660MW:Lucky power plant to be first to run on Thar coal


Lucky Electric Power Company Limited (LEPCL), is all set to install a 660-megawatt coal-power plant at Bin Qasim, Karachi, which will be the first plant to use Thar coal as fuel 350km from the mine’s mouth.

It is likely to achieve financial close by March 2017 and commence commercial operations by December 2019.

“Lucky Electric’s electricity tariff will be marginally lower compared to the mine-mouth project despite the transportation cost because of a lower rate of return, higher plant efficiency and no water cost,” said LEPCL Chief Executive Officer Intesarul Haq Haqqi while speaking to media on Tuesday.

Although the project was originally based on imported coal, it was converted to indigenous coal resources in line with the national policy of reducing reliance on imported coal.
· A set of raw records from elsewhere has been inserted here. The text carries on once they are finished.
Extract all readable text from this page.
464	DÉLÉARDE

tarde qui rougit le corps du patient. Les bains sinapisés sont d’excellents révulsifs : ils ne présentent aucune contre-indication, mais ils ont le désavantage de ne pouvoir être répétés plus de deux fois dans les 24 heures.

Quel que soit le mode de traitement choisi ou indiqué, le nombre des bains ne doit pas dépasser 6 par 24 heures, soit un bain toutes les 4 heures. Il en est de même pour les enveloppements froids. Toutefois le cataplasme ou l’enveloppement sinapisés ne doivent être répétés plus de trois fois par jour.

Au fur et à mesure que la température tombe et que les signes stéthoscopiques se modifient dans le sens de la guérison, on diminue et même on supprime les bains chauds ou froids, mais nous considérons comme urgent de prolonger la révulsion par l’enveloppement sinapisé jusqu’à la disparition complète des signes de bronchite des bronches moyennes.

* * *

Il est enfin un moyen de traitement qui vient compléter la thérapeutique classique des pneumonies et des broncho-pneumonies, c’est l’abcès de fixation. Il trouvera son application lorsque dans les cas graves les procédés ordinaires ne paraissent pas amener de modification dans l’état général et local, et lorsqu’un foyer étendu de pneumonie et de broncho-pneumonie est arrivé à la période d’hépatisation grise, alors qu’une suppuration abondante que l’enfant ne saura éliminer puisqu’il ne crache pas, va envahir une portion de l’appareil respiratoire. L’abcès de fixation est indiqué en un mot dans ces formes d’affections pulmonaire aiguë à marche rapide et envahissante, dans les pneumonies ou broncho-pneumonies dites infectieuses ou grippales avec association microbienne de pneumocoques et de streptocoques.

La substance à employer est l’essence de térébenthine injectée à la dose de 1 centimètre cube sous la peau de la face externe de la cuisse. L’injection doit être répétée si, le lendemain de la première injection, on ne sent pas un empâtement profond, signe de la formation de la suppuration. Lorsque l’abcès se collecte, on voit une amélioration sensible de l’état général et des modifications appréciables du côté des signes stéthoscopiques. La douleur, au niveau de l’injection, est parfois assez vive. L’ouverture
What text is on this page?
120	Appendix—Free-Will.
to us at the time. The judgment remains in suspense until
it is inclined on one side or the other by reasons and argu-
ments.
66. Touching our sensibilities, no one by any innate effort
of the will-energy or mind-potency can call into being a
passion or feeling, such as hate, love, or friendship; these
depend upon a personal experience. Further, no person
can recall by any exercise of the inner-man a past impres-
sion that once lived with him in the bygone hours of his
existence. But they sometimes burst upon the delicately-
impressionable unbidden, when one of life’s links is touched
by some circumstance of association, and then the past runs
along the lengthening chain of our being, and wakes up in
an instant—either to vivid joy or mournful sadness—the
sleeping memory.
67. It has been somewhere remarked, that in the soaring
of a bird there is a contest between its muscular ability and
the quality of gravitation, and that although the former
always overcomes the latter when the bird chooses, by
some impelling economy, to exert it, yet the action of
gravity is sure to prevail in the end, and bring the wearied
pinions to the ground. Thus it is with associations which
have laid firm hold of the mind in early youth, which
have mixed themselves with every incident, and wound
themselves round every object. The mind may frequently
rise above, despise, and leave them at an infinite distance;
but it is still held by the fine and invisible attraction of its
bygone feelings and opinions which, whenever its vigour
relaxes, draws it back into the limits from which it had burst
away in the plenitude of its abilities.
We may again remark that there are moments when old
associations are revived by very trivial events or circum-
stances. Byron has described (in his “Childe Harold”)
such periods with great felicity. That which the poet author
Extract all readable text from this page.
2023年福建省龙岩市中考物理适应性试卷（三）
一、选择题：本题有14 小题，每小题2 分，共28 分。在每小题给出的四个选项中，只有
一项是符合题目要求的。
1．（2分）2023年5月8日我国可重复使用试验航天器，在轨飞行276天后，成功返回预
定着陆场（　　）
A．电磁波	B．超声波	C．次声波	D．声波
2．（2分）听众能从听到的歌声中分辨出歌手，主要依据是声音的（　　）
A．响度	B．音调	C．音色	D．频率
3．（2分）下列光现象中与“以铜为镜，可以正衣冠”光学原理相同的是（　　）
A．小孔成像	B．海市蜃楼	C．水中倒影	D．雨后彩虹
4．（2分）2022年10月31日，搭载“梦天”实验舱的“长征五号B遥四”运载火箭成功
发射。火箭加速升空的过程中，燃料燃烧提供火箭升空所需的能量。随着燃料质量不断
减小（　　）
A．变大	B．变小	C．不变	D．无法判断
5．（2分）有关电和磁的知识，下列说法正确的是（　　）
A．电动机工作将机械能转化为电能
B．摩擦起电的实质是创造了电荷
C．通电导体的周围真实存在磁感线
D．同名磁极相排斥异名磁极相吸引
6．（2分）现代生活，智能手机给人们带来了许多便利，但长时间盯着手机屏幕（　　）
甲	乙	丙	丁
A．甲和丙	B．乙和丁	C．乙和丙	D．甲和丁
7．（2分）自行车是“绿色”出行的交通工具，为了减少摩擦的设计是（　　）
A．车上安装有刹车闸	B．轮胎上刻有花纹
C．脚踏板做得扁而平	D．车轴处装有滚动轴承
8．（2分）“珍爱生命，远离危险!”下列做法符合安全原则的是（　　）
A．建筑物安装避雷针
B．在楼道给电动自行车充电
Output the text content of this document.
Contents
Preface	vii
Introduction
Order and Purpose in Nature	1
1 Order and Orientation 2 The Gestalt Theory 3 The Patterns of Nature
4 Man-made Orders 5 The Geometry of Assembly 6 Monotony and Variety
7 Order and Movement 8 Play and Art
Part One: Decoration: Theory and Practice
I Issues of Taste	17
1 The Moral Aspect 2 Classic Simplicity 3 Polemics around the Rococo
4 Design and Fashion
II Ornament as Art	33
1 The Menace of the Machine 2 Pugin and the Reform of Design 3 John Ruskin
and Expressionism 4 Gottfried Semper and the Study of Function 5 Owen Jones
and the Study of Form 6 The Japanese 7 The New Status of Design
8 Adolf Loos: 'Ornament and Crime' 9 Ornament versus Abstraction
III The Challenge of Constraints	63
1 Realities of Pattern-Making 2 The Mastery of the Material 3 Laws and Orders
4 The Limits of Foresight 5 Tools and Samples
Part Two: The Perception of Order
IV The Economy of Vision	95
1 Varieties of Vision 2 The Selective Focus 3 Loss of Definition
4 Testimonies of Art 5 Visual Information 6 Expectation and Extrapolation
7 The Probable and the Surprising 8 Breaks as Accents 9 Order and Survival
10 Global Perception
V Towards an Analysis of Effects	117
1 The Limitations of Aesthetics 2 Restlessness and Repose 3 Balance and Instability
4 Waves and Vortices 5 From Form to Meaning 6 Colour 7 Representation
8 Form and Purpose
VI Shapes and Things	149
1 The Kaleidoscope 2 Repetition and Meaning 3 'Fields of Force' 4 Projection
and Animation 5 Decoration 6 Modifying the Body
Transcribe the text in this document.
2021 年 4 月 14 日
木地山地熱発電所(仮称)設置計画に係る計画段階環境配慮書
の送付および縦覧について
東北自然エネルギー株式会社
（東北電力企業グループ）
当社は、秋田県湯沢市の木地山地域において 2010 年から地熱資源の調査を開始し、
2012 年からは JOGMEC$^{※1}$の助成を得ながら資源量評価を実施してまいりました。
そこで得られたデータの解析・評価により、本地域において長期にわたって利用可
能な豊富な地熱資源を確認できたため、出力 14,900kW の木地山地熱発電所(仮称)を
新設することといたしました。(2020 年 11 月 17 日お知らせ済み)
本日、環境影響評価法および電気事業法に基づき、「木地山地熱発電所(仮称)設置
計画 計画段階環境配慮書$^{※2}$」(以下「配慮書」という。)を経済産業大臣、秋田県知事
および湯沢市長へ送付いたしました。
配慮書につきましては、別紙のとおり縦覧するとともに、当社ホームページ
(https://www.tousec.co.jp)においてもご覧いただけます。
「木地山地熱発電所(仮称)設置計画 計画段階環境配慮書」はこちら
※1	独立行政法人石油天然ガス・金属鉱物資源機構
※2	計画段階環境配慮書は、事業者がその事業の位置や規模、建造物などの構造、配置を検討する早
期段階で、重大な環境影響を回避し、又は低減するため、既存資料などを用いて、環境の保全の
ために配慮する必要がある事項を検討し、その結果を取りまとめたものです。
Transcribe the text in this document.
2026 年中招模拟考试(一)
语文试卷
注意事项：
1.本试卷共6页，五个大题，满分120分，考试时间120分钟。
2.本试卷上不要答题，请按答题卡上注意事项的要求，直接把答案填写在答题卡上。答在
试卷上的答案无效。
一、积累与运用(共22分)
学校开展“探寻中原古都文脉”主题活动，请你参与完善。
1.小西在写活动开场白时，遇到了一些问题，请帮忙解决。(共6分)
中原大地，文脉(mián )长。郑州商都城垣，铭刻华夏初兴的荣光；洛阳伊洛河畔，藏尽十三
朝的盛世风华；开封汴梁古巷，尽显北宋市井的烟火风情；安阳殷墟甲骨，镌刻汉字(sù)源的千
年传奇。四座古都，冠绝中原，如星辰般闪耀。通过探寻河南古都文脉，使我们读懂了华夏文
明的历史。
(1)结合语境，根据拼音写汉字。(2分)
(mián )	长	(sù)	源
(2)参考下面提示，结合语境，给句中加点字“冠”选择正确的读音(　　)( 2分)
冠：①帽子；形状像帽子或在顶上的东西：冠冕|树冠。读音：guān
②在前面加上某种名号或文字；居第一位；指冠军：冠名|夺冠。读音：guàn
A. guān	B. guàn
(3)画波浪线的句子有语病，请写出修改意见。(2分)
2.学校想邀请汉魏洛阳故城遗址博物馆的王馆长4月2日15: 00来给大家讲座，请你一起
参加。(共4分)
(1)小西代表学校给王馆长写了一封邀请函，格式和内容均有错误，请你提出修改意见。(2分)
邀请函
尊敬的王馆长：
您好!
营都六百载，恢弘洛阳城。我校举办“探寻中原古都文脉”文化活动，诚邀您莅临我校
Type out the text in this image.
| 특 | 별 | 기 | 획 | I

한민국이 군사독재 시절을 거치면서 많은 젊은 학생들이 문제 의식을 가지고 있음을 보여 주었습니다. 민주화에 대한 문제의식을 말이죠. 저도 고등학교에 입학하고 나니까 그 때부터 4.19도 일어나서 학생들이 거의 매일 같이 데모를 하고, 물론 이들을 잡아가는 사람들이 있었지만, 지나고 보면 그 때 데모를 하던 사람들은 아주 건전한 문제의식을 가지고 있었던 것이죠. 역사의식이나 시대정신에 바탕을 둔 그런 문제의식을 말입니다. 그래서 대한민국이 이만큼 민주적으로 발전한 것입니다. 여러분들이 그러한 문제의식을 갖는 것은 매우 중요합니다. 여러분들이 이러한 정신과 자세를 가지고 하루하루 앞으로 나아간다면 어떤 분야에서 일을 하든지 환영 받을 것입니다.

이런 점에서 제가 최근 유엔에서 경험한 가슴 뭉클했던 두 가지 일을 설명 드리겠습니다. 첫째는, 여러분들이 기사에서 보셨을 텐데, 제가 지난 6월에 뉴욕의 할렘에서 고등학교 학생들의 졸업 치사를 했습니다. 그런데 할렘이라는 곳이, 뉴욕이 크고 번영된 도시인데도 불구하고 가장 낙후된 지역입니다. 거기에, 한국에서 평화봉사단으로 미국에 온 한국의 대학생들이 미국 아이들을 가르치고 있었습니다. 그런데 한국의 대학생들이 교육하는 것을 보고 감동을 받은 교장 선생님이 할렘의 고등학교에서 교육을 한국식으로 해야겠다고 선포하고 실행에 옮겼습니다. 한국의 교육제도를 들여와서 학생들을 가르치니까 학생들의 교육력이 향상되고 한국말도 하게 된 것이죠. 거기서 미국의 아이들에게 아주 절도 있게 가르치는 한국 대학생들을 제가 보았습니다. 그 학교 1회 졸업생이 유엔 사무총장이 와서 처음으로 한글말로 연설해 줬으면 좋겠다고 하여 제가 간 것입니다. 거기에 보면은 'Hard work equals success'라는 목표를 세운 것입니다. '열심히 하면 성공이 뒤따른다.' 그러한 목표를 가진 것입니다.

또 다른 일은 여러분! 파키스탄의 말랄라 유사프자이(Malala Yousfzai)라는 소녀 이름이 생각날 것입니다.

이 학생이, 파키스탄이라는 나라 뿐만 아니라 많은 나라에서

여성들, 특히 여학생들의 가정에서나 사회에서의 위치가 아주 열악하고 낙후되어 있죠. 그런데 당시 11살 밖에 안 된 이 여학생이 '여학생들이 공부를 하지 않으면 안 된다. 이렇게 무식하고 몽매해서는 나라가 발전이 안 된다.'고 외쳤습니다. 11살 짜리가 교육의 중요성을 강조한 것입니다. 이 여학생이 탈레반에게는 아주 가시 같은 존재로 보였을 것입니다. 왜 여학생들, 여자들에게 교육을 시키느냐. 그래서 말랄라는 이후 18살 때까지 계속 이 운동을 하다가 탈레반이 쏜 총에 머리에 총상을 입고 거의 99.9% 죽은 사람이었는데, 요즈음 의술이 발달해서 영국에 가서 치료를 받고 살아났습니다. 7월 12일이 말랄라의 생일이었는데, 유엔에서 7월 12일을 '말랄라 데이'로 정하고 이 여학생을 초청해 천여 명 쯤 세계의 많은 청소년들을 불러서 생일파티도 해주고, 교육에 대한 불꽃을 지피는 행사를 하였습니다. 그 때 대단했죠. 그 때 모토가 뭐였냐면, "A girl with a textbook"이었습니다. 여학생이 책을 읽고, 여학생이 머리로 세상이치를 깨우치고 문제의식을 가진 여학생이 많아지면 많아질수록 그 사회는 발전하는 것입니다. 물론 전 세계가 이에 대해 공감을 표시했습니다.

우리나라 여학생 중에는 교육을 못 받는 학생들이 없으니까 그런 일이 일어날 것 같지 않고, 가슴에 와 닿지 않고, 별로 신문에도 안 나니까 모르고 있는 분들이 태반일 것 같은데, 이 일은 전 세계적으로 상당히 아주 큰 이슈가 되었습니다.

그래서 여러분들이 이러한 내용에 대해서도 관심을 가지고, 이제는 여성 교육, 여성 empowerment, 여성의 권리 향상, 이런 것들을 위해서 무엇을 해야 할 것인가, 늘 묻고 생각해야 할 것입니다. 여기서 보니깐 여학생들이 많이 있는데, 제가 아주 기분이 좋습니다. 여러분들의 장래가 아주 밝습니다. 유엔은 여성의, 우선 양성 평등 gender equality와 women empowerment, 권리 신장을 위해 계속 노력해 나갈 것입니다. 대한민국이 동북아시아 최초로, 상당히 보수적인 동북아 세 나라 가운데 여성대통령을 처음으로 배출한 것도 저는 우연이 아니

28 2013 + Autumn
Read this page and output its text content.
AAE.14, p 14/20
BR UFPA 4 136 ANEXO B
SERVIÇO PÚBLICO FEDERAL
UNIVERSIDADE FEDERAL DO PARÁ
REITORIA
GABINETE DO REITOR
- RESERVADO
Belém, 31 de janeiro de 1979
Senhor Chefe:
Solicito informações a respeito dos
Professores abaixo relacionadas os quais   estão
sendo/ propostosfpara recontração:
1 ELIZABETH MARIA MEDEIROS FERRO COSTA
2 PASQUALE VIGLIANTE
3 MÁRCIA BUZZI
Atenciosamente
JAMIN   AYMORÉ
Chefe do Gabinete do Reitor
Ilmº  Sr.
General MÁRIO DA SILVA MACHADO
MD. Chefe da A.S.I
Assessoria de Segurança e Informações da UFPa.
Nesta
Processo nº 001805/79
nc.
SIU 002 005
Lucky Electric Power, a wholly owned subsidiary of Lucky Cement, is being set up at an estimated project cost of $850 million.

The project would not only set a precedent for the entire power sector by using the coal produced by Sindh Engro Coal Mining Company, a hefty distance away from the plant, but it will also pave the way for export of Thar coal, as its power plant is located at Port Qasim.

If this coal could be transported to Port Qasim for producing power, it can also be exported from the same port.

“The project will cost approximately $850 million,” he said. The company is targeting to start commercial operation by December 2019.

It has already obtained all the requisite approvals including the letter of support, upfront tariff from Nepra and has leased 250 acres of land close to Port Qasim.

Haqqi revealed that the company was finalising a power purchase and implementation agreement with the government and was likely to achieve financial close by March 2017.

He said the Lucky Electric Power project was in line with the government’s policy of increasing reliance on indigenous resources for power generation. This will facilitate foreign exchange savings besides bringing the electricity cost lower, thus making it affordable for the consumers and helping make exports more competitive.

Moreover, the use of Thar lignite, away from mine-mouth, would also help in the expansion of mining in Thar, which was in the interest of the country, the province and the people of Thar, he said.

He mentioned that the project was initially intended to run on imported coal. However, upon the advice of the government, it was converted to local (Thar) coal in line with the national policy of reducing reliance on imported fuel.

“The Thar coal field has total lignite reserves of 175 billion tonnes, which can be utilised to produce 100,000 megawatts for over 200 years,” he said.

Haqqi said LEPCL had done the due diligence of Thar coal and was in discussion to formalise a coal supply agreement with Sindh Engro Coal Mining Company. The coal from Thar is to be transported via roads to the plant site. “Initial feasibility has been completed with the objective of ensuring a sustainable transportation mechanism,” he said.